We are eating typical Korean-buffet fare — galbi, sushi rolls and the standard panchan side dishes — at a restaurant in a Maryland suburb of Washington, D.C., on Friday, Dec. 1, 2006. Though my meal is somewhat typical, my dining companions are not. I am having lunch — all-you-can-eat, no less — with four former citizens of the Democratic People’s Republic of Korea, a.k.a. North Korea. Our fellow diners — their hosts at the nearby Korean church — can’t help but ask their guests, two women and two men, if they have tried the dishes before. “Is this your first time eating sushi?” One of the women lived close to the East Sea, so she has had raw fish. The other woman tries an avocado for the first time and makes a face. It’s too fatty for her palate.
As the conversation continues, it ranges from the mundane — like comparisons between South Korea and the United States (“Do American women get as much plastic surgery as South Korean women?”) — to differences in language (a lot of South Korean vocabulary differs from North Korean).
When one of our hosts reaches for a toothpick on the table, the North Koreans don’t know what it is.

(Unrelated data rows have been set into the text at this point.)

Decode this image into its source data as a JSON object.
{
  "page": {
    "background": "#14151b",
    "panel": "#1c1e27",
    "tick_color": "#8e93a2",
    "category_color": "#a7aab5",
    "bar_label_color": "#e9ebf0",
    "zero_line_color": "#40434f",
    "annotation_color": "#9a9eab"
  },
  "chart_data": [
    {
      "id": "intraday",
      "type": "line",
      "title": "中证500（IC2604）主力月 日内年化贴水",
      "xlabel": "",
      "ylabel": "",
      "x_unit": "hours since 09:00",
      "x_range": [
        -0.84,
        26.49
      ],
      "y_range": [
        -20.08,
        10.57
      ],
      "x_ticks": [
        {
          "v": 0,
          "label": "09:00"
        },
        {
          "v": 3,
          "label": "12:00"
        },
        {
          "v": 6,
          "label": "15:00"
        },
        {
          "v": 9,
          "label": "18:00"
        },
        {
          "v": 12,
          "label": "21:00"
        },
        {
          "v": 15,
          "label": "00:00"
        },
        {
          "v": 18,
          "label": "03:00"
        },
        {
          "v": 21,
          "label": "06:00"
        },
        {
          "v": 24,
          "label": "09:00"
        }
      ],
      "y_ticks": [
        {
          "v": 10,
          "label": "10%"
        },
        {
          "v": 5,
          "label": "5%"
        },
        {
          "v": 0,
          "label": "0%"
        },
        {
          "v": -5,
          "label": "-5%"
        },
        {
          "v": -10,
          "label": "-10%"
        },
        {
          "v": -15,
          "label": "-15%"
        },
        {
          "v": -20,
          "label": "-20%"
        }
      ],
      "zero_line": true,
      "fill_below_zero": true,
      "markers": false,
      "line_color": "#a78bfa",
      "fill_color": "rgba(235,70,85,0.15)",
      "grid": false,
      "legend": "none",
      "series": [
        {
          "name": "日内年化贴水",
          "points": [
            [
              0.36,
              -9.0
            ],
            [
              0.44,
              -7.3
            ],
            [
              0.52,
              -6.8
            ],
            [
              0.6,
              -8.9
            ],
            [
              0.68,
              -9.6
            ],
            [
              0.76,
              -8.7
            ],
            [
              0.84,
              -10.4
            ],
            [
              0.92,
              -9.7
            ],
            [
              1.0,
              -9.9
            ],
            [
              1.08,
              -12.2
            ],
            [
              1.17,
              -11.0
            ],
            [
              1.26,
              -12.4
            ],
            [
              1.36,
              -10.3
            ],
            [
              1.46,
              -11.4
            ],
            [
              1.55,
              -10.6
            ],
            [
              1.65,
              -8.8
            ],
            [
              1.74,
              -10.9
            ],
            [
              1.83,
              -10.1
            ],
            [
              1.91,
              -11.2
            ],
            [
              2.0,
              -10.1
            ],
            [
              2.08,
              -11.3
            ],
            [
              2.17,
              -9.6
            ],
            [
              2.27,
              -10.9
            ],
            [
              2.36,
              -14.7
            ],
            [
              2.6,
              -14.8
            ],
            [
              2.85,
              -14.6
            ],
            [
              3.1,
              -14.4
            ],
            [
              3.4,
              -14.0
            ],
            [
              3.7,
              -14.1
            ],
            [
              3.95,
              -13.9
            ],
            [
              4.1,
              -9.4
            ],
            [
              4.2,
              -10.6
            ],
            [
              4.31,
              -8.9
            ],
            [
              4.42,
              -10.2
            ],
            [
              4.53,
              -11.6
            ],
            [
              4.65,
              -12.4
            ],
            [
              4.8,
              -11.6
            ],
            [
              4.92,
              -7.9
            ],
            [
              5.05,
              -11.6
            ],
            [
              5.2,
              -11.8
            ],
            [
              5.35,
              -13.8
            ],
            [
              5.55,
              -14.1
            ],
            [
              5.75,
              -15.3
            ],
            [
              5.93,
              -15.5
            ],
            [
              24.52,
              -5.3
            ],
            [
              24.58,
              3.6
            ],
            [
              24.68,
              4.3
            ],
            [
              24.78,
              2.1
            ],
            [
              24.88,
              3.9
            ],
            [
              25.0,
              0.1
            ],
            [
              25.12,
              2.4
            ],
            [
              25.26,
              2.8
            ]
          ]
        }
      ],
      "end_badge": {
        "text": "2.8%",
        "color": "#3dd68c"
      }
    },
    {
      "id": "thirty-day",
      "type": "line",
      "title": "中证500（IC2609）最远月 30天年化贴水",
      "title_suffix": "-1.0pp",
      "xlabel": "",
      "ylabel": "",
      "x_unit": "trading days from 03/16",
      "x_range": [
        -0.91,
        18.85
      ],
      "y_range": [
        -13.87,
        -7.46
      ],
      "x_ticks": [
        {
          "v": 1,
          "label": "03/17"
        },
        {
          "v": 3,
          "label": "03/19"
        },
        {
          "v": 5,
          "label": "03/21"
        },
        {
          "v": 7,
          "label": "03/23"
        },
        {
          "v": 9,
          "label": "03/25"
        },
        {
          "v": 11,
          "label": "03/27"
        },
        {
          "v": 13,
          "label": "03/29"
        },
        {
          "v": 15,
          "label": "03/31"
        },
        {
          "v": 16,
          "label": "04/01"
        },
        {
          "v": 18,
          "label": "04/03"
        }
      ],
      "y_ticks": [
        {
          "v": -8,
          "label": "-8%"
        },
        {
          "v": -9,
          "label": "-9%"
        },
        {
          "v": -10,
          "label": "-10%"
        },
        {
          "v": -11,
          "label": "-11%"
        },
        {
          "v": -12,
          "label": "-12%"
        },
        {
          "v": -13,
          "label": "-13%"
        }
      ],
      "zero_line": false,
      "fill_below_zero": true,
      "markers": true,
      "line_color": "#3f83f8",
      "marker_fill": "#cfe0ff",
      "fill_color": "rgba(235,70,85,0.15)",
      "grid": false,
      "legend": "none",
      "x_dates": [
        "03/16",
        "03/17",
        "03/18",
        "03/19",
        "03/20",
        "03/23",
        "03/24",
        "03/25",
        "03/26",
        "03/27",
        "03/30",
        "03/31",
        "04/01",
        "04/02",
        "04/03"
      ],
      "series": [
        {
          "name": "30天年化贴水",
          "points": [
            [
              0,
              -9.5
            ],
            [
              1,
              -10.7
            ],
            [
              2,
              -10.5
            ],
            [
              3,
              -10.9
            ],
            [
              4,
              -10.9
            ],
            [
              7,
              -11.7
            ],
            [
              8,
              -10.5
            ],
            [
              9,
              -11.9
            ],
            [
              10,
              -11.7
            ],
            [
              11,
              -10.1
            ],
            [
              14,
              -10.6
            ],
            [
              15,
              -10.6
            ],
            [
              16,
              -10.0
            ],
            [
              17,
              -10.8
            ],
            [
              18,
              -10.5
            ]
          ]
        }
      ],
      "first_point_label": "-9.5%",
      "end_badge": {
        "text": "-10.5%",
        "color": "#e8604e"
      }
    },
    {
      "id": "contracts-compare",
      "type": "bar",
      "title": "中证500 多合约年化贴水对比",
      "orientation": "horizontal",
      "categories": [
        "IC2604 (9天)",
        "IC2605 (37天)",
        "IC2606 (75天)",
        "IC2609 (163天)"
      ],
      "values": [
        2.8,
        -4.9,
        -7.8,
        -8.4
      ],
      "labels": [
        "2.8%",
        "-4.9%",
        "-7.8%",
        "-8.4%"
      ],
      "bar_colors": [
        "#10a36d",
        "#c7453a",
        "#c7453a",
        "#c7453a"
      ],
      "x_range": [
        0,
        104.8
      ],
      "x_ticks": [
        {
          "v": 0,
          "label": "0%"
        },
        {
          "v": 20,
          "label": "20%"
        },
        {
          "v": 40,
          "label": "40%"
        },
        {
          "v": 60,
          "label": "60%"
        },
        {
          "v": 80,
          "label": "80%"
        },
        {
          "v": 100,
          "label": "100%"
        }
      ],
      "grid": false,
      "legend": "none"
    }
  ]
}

When they learn the Korean word for “the thing to pick meat out of your teeth,” they consider it distinctly South Korean. At first I think it’s just regional slang, but then I realize why they didn’t know the word for toothpick. They don’t need it — the word or the toothpick — because in North Korea you don’t eat meat, much less worry about having food in your teeth.
I want to ask them what they used to eat in North Korea, but I don’t want to be presumptuous or make them feel provincial. So instead I ask them how North Korean seasoning differs from South Korean. They laugh at me. There goes my cover, so I might as well be direct: “What did you eat in North Korea?” All four of them give me the same answer: grass.

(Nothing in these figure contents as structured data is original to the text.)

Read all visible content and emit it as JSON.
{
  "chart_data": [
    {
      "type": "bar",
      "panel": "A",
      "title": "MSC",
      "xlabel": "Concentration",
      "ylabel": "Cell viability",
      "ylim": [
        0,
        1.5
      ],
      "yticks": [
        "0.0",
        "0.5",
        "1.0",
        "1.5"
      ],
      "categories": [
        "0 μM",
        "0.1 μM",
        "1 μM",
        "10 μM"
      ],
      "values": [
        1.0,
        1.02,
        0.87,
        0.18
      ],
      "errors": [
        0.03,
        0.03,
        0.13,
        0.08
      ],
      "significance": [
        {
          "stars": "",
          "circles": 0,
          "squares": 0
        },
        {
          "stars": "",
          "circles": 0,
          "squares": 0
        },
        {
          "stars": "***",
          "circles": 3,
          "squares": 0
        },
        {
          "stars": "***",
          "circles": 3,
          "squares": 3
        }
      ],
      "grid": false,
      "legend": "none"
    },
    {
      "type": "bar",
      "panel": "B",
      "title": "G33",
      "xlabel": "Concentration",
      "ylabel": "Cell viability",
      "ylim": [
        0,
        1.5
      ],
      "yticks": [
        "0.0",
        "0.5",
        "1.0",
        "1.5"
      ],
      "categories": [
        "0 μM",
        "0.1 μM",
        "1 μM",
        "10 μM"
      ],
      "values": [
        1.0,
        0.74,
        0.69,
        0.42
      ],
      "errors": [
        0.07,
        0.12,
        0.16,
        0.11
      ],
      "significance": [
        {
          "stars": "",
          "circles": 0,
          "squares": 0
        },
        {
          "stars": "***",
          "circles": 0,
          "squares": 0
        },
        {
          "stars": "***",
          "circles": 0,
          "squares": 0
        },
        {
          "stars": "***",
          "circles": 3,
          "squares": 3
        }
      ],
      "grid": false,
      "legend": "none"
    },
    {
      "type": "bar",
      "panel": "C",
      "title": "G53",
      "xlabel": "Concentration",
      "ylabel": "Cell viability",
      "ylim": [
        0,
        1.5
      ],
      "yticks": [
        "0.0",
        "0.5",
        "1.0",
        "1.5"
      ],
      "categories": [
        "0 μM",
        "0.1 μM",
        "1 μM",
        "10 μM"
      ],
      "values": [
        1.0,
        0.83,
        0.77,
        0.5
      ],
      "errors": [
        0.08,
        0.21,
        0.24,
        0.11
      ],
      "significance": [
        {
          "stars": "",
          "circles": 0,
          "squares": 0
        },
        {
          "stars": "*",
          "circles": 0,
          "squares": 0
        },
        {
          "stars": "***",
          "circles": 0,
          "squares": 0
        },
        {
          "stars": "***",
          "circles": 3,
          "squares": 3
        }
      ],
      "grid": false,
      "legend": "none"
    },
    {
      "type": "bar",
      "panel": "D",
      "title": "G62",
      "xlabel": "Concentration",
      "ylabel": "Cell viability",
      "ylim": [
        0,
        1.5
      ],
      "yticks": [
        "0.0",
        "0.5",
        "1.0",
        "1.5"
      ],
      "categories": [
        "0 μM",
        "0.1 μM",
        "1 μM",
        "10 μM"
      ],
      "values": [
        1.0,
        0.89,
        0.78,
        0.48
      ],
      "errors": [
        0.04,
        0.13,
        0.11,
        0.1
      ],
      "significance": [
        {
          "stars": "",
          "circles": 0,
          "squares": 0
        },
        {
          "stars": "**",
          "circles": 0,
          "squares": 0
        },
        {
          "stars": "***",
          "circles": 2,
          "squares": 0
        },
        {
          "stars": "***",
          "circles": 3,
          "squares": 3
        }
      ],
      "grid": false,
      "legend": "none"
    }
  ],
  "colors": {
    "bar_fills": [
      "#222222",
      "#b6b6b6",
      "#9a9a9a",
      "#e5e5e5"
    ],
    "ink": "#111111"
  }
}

The four defectors are touring the United States with Phillip Buck, a missionary and aid worker on the Underground Railroad bringing North Koreans to South Korea. Over lunch, and later in the basement of Hana Presbyterian Church, the former North Koreans talk about their experiences in North Korea and China. Because they fear for their relatives still in North Korea, they use assumed names. They wear sunglasses in the rain and cover their faces so that identifying details will not be published.

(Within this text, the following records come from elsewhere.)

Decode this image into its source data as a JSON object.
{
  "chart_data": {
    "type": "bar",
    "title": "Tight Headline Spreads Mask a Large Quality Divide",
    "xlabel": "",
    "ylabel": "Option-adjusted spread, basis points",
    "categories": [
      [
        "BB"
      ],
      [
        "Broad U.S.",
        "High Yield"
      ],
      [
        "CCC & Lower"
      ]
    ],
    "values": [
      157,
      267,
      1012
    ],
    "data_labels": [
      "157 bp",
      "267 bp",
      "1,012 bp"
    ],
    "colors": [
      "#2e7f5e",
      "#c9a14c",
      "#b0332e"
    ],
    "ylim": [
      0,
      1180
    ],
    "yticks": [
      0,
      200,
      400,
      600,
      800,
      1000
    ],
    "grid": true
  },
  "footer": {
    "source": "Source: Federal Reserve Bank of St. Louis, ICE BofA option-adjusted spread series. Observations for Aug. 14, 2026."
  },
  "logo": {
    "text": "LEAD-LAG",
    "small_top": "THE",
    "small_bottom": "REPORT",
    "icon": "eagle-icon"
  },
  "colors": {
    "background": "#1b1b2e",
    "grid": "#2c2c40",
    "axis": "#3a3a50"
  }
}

They are, after a lifetime of training, paranoid, even though they are thousands of miles away from Kim Jong-il’s regime.
These are their stories:
OK SOON KIM
AGE: 59
LEFT NORTH KOREA IN: 1997
WITH: Her husband and one of her daughters
ARRIVED IN SOUTH KOREA IN: 2002
In 1997, Kim’s youngest son was in the North Korean Army and one daughter had married, but there still wasn’t enough food to feed the family. For years they had eaten a diet of grass and leaves mixed with the occasional corn powder or noodles. They sold everything they owned to the Chinese that passed through their town for food: their TV, blankets and clothes. Some of her relatives started selling opium. But in the winter, there was nothing to harvest.